Filed Under:Agent Broker, Commercial Business

Data analytics key to solving the puzzle of commercial auto insurance

Insurers can use data and analytics to become or remain profitable in the commerical auto market. (Photo: iStock)
Insurers can use data and analytics to become or remain profitable in the commerical auto market. (Photo: iStock)

Commercial Auto is a highly troubled line of business for property & casualty insurers, suffering from historically poor performance, especially in trucking. This deters many insurers from writing certain business in the line entirely, eliminating a potential revenue stream, and plaguing those who are trying to create a profitable commercial auto portfolio.

Thomas F. Motamed, retiring chairman and CEO of CNA Financial, recently referred to the entire line as a “black eye” for the industry in the company’s third-quarter earnings call, citing an increase in distracted driving that leads to more highway accidents and deaths. Similarly, Fitch reported earlier this year that Commercial Auto is a “chronically underperforming product segment” due to overly aggressive pricing and heightened claim severity.

Playing the competitive rate game with a broad stroke approach to the market won’t help insurers achieve profitability in this line, but neither will avoiding writing business altogether. Insurers are keen to get their hands on driver and telematics data, but that is fraught with problems such as high driver turnover and the unwillingness of businesses and service providers to hand over telematics information.

Insurers are on the right track by recognizing that an increased visibility into the risks posed in each policy is key. Some commercial lines, such as workers’ compensation, have achieved incredible loss ratio improvements using analytical approaches. However, commercial auto is still in its infancy with leveraging these technologies to bolster results. There often persists a cultural resistance to using data and advanced analytics, while still maintaining a distinct competitive edge. Some believe the soft market dynamics and overall conditions are to blame, and there’s nothing that can be done. But, a growing number of insurers know they are not beholden to the market environment.

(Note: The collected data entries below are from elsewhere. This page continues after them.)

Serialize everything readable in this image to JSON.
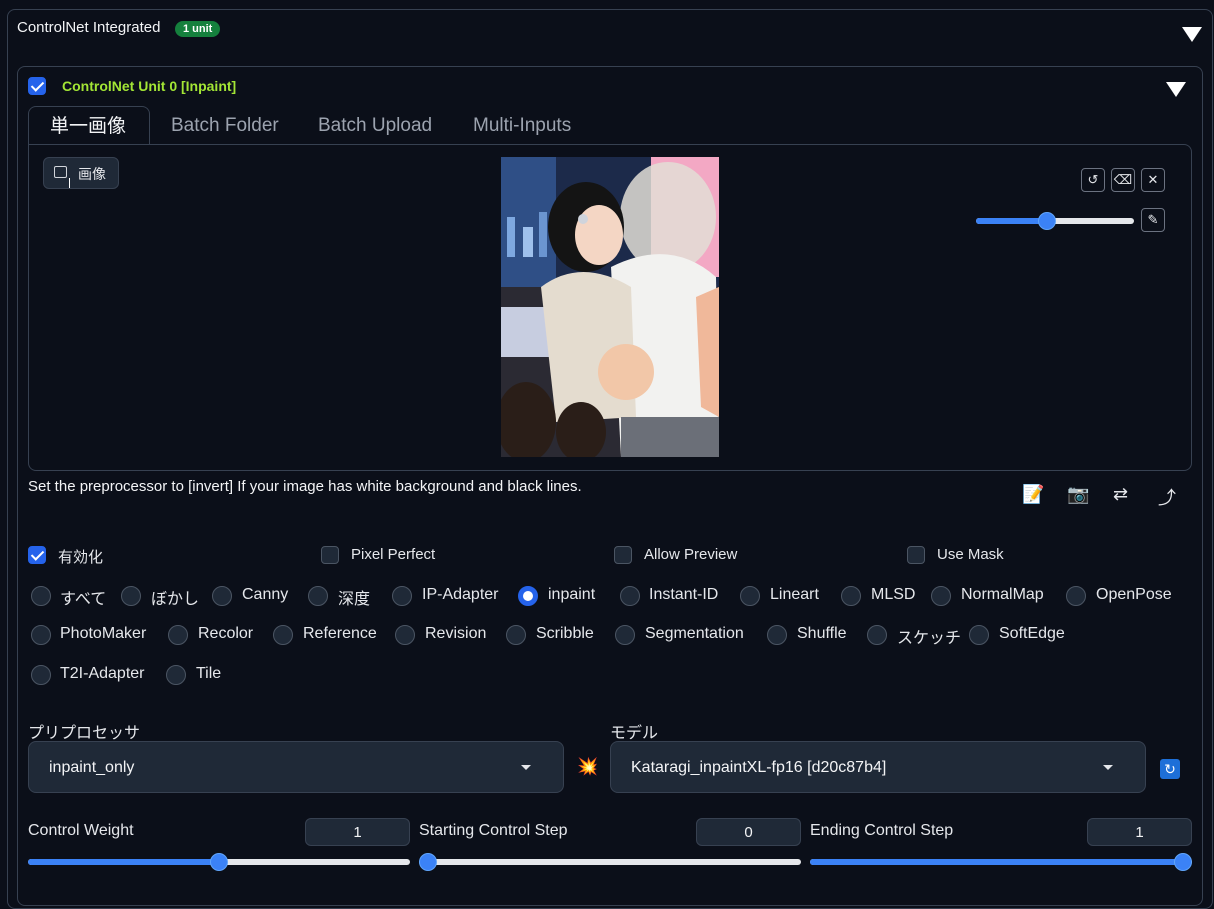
{
  "accordion": {
    "title": "ControlNet Integrated",
    "badge": "1 unit"
  },
  "unit": {
    "title": "ControlNet Unit 0  [Inpaint]",
    "enabled": true
  },
  "tabs": [
    "単一画像",
    "Batch Folder",
    "Batch Upload",
    "Multi-Inputs"
  ],
  "active_tab": 0,
  "image_input": {
    "label": "画像",
    "brush_size_percent": 45,
    "buttons": [
      "undo-icon",
      "eraser-icon",
      "close-icon",
      "brush-icon"
    ]
  },
  "hint": "Set the preprocessor to [invert] If your image has white background and black lines.",
  "tools": {
    "edit": "📝",
    "camera": "📷",
    "swap": "⇄",
    "send": "⤴"
  },
  "options": [
    {
      "label": "有効化",
      "checked": true
    },
    {
      "label": "Pixel Perfect",
      "checked": false
    },
    {
      "label": "Allow Preview",
      "checked": false
    },
    {
      "label": "Use Mask",
      "checked": false
    }
  ],
  "control_types": [
    "すべて",
    "ぼかし",
    "Canny",
    "深度",
    "IP-Adapter",
    "inpaint",
    "Instant-ID",
    "Lineart",
    "MLSD",
    "NormalMap",
    "OpenPose",
    "PhotoMaker",
    "Recolor",
    "Reference",
    "Revision",
    "Scribble",
    "Segmentation",
    "Shuffle",
    "スケッチ",
    "SoftEdge",
    "T2I-Adapter",
    "Tile"
  ],
  "selected_control_type": "inpaint",
  "preprocessor": {
    "label": "プリプロセッサ",
    "value": "inpaint_only",
    "run_icon": "💥"
  },
  "model": {
    "label": "モデル",
    "value": "Kataragi_inpaintXL-fp16 [d20c87b4]",
    "refresh_icon": "🔄"
  },
  "sliders": [
    {
      "label": "Control Weight",
      "value": "1",
      "fill_fraction": 0.5
    },
    {
      "label": "Starting Control Step",
      "value": "0",
      "fill_fraction": 0
    },
    {
      "label": "Ending Control Step",
      "value": "1",
      "fill_fraction": 1
    }
  ],
  "colors": {
    "accent": "#2563eb",
    "unit_title": "#a3e635",
    "badge": "#15803d",
    "background": "#0b0f19"
  }
}
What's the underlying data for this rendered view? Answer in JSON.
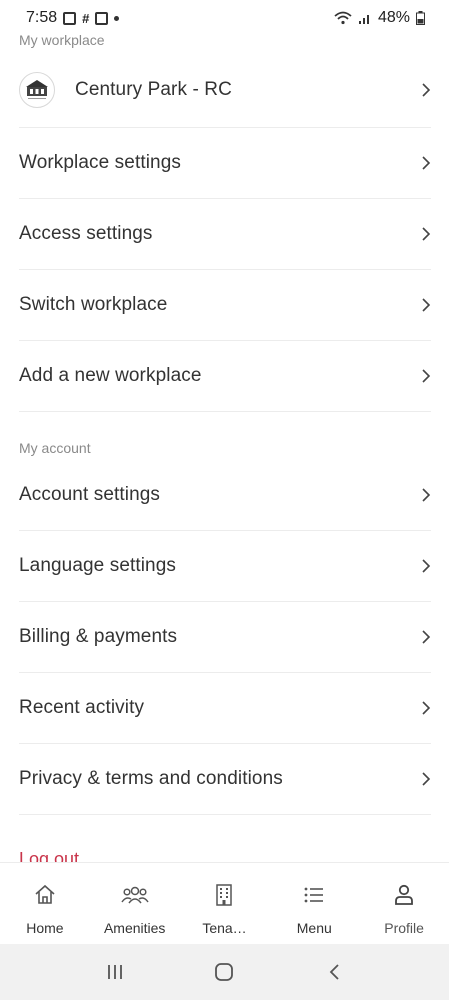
{
  "status_bar": {
    "time": "7:58",
    "battery": "48%"
  },
  "workplace_section": {
    "header": "My workplace",
    "workplace_name": "Century Park - RC",
    "items": [
      {
        "label": "Workplace settings"
      },
      {
        "label": "Access settings"
      },
      {
        "label": "Switch workplace"
      },
      {
        "label": "Add a new workplace"
      }
    ]
  },
  "account_section": {
    "header": "My account",
    "items": [
      {
        "label": "Account settings"
      },
      {
        "label": "Language settings"
      },
      {
        "label": "Billing & payments"
      },
      {
        "label": "Recent activity"
      },
      {
        "label": "Privacy & terms and conditions"
      }
    ]
  },
  "logout_label": "Log out",
  "tabs": [
    {
      "label": "Home",
      "icon": "home-icon"
    },
    {
      "label": "Amenities",
      "icon": "people-icon"
    },
    {
      "label": "Tena…",
      "icon": "building-icon"
    },
    {
      "label": "Menu",
      "icon": "list-icon"
    },
    {
      "label": "Profile",
      "icon": "user-icon",
      "active": true
    }
  ],
  "colors": {
    "logout": "#c9344a",
    "divider": "#ececec",
    "section_header": "#8a8a8a"
  }
}
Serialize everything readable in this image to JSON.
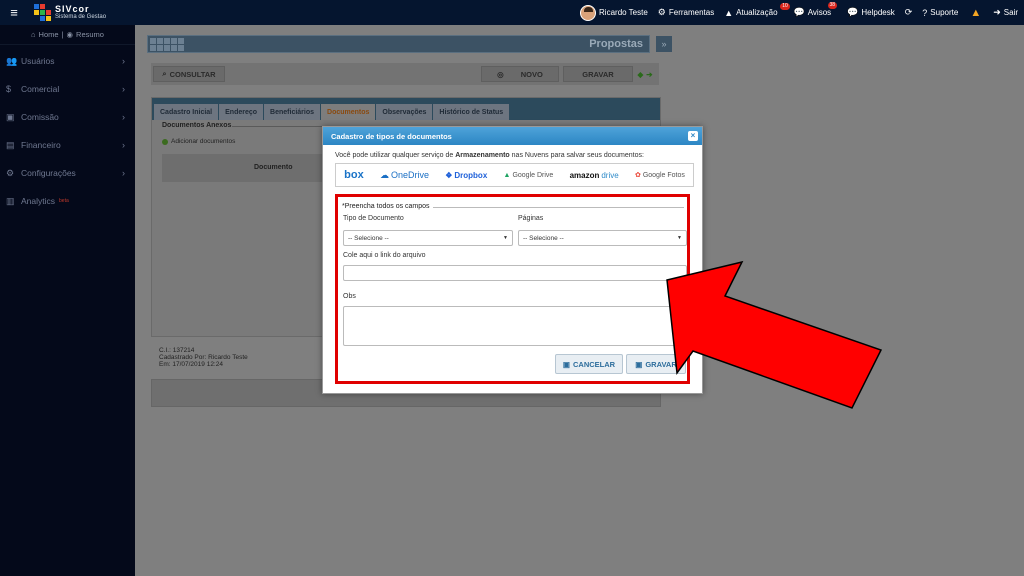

Policy ‘winners and losers’ in every vehicle class

Although increases in both loss frequency and severity have sent some insurers ‘running for the hills’ when it comes to certain vehicle segments, this creates an environment for data-driven insurers to move in and consume valuable market share that their competitors are avoiding. In fact, this idea isn’t a new concept for insurance and was first used in the 1990s by Progressive to gain considerable market share in Personal Auto. The company targeted the sub-standard market using advanced analytics to appropriately price high-risk business at adequate rates. When they had achieved success in building a portfolio around the policies that no traditional companies would touch, Progressive went mainstream to achieve the market dominant position they maintain today.

With a more accurate view into each policy, it becomes clear there are winning and losing policies, not broad-based winning and losing vehicle types. Figure 1 shows an analysis of portfolios from a handful of insurers, and indicates pockets of good risk in each vehicle class — and debunks the “magic bullet” theory of eliminating an entire vehicle class to improve loss ratio. A much more granular, policy-level assessment is needed to improve underwriting profit by making better risk selection decisions.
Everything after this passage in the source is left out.